The good performance of our Pt/CeO2 catalysts (Pt nanoparticles supported on nanosized CeO2) for CO-PROX reaction at 50 °C, perhaps, could be explained by the following factors: the small sizes of Pt nanoparticles and the strong metal-support interactions. Gatla et al. [25] described that nanosized CeO2 has an important role as a catalyst support due to the great amount of surface oxygen defects and in particular oxygen ion vacancies that are fundamental for reactions like CO oxidation and CO-PROX reaction. Besides that, also the presence of noble metals can change the CeO2 surface properties, weakening Ce–O bond, and making the surface more reducible. The study of Pt nanoparticles dispersed on nanosized CeO2 active at room temperature for CO oxidation using different techniques revealed that elongated Pt–O distance resulting from the interaction of Pt species with CeO2 in the form of low-temperature active species–support interaction. Gao et al. [16] also observed for Pt/CeO2 prepared by impregnation that the Pt precursor interacts in different ways with CeO2 supports with different morphologies resulting in catalysts with different fractions of metallic Pt and Pt2+ species. Moreover, the promoting effect of Pt on the reducibility of CeO2 supports and the concentration of oxygen vacancies varied with CeO2 morphology and Pt–CeO2 interaction. Polster et al. [13] studied CO and H2 oxidation over a series of Pt/CeO2 catalysts with different Pt loadings and dispersion, and showed that interfacial Pt–O–Ce sites are responsible for Mars and van Krevlen redox activity. Recently, Gänzler et al. [26] described that the Pt/CeO2 interface can be tuning by the variation of the Pt nanoparticle sizes, which determines the number of interfacial sites between Pt nanoparticles and CeO2. It was demonstrated that the formation of small Pt nanoparticles (in the range of 1 and 2 nm) induces variations in CeO2 reducibility and this is a prerequisite for CeO2 reduction at low temperatures. Besides that, the importance of an intimate and optimal interaction between Pt and CeO2 activates the redox chemistry that is important for applications involving high oxygen storage capacity and enhanced low-temperature CO oxidation.
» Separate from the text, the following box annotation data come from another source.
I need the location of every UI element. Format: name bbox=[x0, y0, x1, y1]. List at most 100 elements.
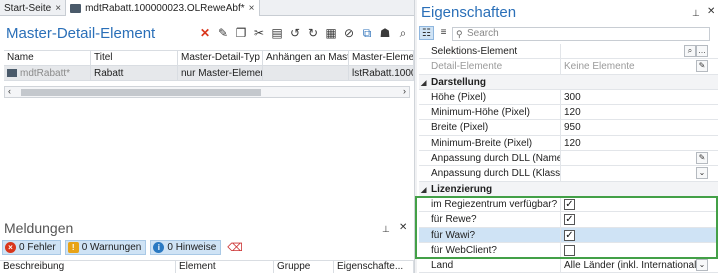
property-value: ✓ bbox=[561, 212, 718, 226]
tab-mdtrabatt[interactable]: mdtRabatt.100000023.OLReweAbf* × bbox=[66, 0, 260, 16]
category-text: Darstellung bbox=[431, 76, 487, 88]
property-row-webclient[interactable]: für WebClient? bbox=[419, 242, 718, 259]
property-value[interactable]: 950 bbox=[561, 120, 718, 134]
column-header[interactable]: Gruppe bbox=[274, 261, 334, 273]
search-icon[interactable]: ⌕ bbox=[684, 45, 696, 57]
checkbox-webclient[interactable] bbox=[564, 244, 575, 256]
property-grid: Selektions-Element ⌕ … Detail-Elemente K… bbox=[419, 44, 718, 273]
delete-icon[interactable]: ✕ bbox=[198, 26, 212, 40]
row-cell-master: lstRabatt.1000 bbox=[349, 66, 414, 80]
property-row-breite[interactable]: Breite (Pixel) 950 bbox=[419, 120, 718, 136]
refresh-icon[interactable]: ↻ bbox=[306, 26, 320, 40]
search-input[interactable]: ⚲ Search bbox=[452, 27, 710, 41]
column-header[interactable]: Beschreibung bbox=[0, 261, 176, 273]
property-row-regiezentrum[interactable]: im Regiezentrum verfügbar? ✓ bbox=[419, 196, 718, 213]
column-header[interactable]: Name bbox=[4, 51, 91, 65]
document-tabs: Start-Seite × mdtRabatt.100000023.OLRewe… bbox=[0, 0, 414, 16]
property-name: Land bbox=[419, 258, 561, 273]
property-name: Anpassung durch DLL (Name) bbox=[419, 151, 561, 166]
toolbar: ✕ ✎ ❐ ✂ ▤ ↺ ↻ ▦ ⊘ ⧉ ☗ ⌕ bbox=[198, 26, 410, 40]
property-value[interactable] bbox=[561, 151, 718, 165]
filter-warnings-button[interactable]: ! 0 Warnungen bbox=[64, 240, 147, 255]
export-icon[interactable]: ▦ bbox=[324, 26, 338, 40]
close-icon[interactable]: × bbox=[55, 3, 61, 14]
property-row-dll-name[interactable]: Anpassung durch DLL (Name) ✎ bbox=[419, 151, 718, 167]
edit-icon[interactable]: ✎ bbox=[696, 152, 708, 165]
row-cell-typ: nur Master-Element bbox=[178, 66, 263, 80]
category-darstellung[interactable]: ◢ Darstellung bbox=[419, 74, 718, 90]
copy-icon[interactable]: ❐ bbox=[234, 26, 248, 40]
column-header[interactable]: Titel bbox=[91, 51, 178, 65]
chevron-down-icon[interactable]: ⌄ bbox=[696, 167, 708, 180]
check-icon[interactable]: ⊘ bbox=[342, 26, 356, 40]
column-header[interactable]: Anhängen an Mast... bbox=[263, 51, 349, 65]
run-icon[interactable]: ☗ bbox=[378, 26, 392, 40]
checkbox-regiezentrum[interactable]: ✓ bbox=[564, 198, 575, 210]
scroll-thumb[interactable] bbox=[21, 89, 261, 96]
property-value[interactable]: 120 bbox=[561, 136, 718, 150]
edit-icon[interactable]: ✎ bbox=[216, 26, 230, 40]
document-icon bbox=[70, 3, 82, 13]
property-value[interactable]: 300 bbox=[561, 90, 718, 104]
property-name: Breite (Pixel) bbox=[419, 120, 561, 135]
property-row-dll-klasse[interactable]: Anpassung durch DLL (Klassenn... ⌄ bbox=[419, 166, 718, 182]
horizontal-scrollbar[interactable]: ‹ › bbox=[4, 86, 410, 98]
cut-icon[interactable]: ✂ bbox=[252, 26, 266, 40]
undo-icon[interactable]: ↺ bbox=[288, 26, 302, 40]
info-icon: i bbox=[153, 242, 165, 253]
table-row[interactable]: mdtRabatt* Rabatt nur Master-Element lst… bbox=[4, 66, 414, 81]
tab-label: mdtRabatt.100000023.OLReweAbf* bbox=[85, 2, 245, 14]
filter-hints-button[interactable]: i 0 Hinweise bbox=[150, 240, 222, 255]
property-value[interactable]: Alle Länder (inkl. International) bbox=[561, 258, 718, 272]
chevron-down-icon[interactable]: ⌄ bbox=[696, 259, 708, 272]
tab-start-seite[interactable]: Start-Seite × bbox=[0, 0, 67, 16]
property-row-land[interactable]: Land Alle Länder (inkl. International) ⌄ bbox=[419, 258, 718, 273]
column-header[interactable]: Master-Eleme bbox=[349, 51, 414, 65]
property-row-hoehe[interactable]: Höhe (Pixel) 300 bbox=[419, 89, 718, 106]
filter-label: 0 Hinweise bbox=[167, 242, 217, 253]
close-icon[interactable]: ✕ bbox=[707, 6, 715, 17]
properties-title: Eigenschaften bbox=[421, 4, 517, 21]
categorized-view-icon[interactable]: ☷ bbox=[419, 26, 434, 40]
scroll-right-icon[interactable]: › bbox=[403, 86, 406, 96]
property-row-wawi[interactable]: für Wawi? ✓ bbox=[419, 227, 718, 243]
duplicate-icon[interactable]: ⧉ bbox=[360, 26, 374, 40]
property-name: Detail-Elemente bbox=[419, 59, 561, 74]
property-name: Höhe (Pixel) bbox=[419, 89, 561, 105]
checkbox-rewe[interactable]: ✓ bbox=[564, 214, 575, 226]
column-header[interactable]: Eigenschafte... bbox=[334, 261, 414, 273]
ellipsis-icon[interactable]: … bbox=[696, 45, 708, 57]
preview-icon[interactable]: ⌕ bbox=[396, 26, 410, 40]
checkbox-wawi[interactable]: ✓ bbox=[564, 229, 575, 241]
property-value: ✓ bbox=[561, 197, 718, 211]
scroll-left-icon[interactable]: ‹ bbox=[8, 86, 11, 96]
category-text: Lizenzierung bbox=[431, 183, 493, 195]
property-row-detail[interactable]: Detail-Elemente Keine Elemente ✎ bbox=[419, 59, 718, 75]
property-value[interactable]: 120 bbox=[561, 105, 718, 119]
close-icon[interactable]: ✕ bbox=[399, 222, 407, 233]
pin-icon[interactable]: ⊥ bbox=[692, 8, 700, 19]
property-row-min-hoehe[interactable]: Minimum-Höhe (Pixel) 120 bbox=[419, 105, 718, 121]
collapse-icon[interactable]: ◢ bbox=[421, 183, 431, 198]
clear-filter-icon[interactable]: ⌫ bbox=[227, 241, 243, 254]
messages-title: Meldungen bbox=[4, 220, 74, 236]
property-name: Minimum-Höhe (Pixel) bbox=[419, 105, 561, 120]
panel-splitter[interactable] bbox=[414, 0, 417, 273]
property-row-selektion[interactable]: Selektions-Element ⌕ … bbox=[419, 44, 718, 60]
edit-icon[interactable]: ✎ bbox=[696, 60, 708, 73]
filter-label: 0 Warnungen bbox=[81, 242, 142, 253]
close-icon[interactable]: × bbox=[249, 3, 255, 14]
property-row-min-breite[interactable]: Minimum-Breite (Pixel) 120 bbox=[419, 135, 718, 152]
collapse-icon[interactable]: ◢ bbox=[421, 76, 431, 91]
pin-icon[interactable]: ⊥ bbox=[382, 224, 390, 235]
property-value[interactable] bbox=[561, 166, 718, 180]
column-header[interactable]: Master-Detail-Typ bbox=[178, 51, 263, 65]
property-name: Selektions-Element bbox=[419, 44, 561, 59]
category-label: ◢ Darstellung bbox=[419, 75, 486, 89]
column-header[interactable]: Element bbox=[176, 261, 274, 273]
paste-icon[interactable]: ▤ bbox=[270, 26, 284, 40]
category-lizenzierung[interactable]: ◢ Lizenzierung bbox=[419, 181, 718, 198]
property-row-rewe[interactable]: für Rewe? ✓ bbox=[419, 212, 718, 228]
filter-errors-button[interactable]: × 0 Fehler bbox=[2, 240, 61, 255]
alphabetical-view-icon[interactable]: ≡ bbox=[436, 26, 451, 40]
Pt/CeO2 catalysts with Pt contents of 0.5 and 1wt% and average nanoparticles sizes of 2.2 and 2.4 nm could be prepared by a facile methodology. The obtained catalysts showed to be active, selective, and stable at 50 °C for CO-PROX reaction. This activity at low temperature could be a result of the optimal interaction of the small-sized Pt nanoparticles and CeO2 nanoparticles used as support leading to a weakening of the CO adsorption on Pt sites and favoring O2 adsorption/activation on active redox sites at Pt/CeO2 interfaces.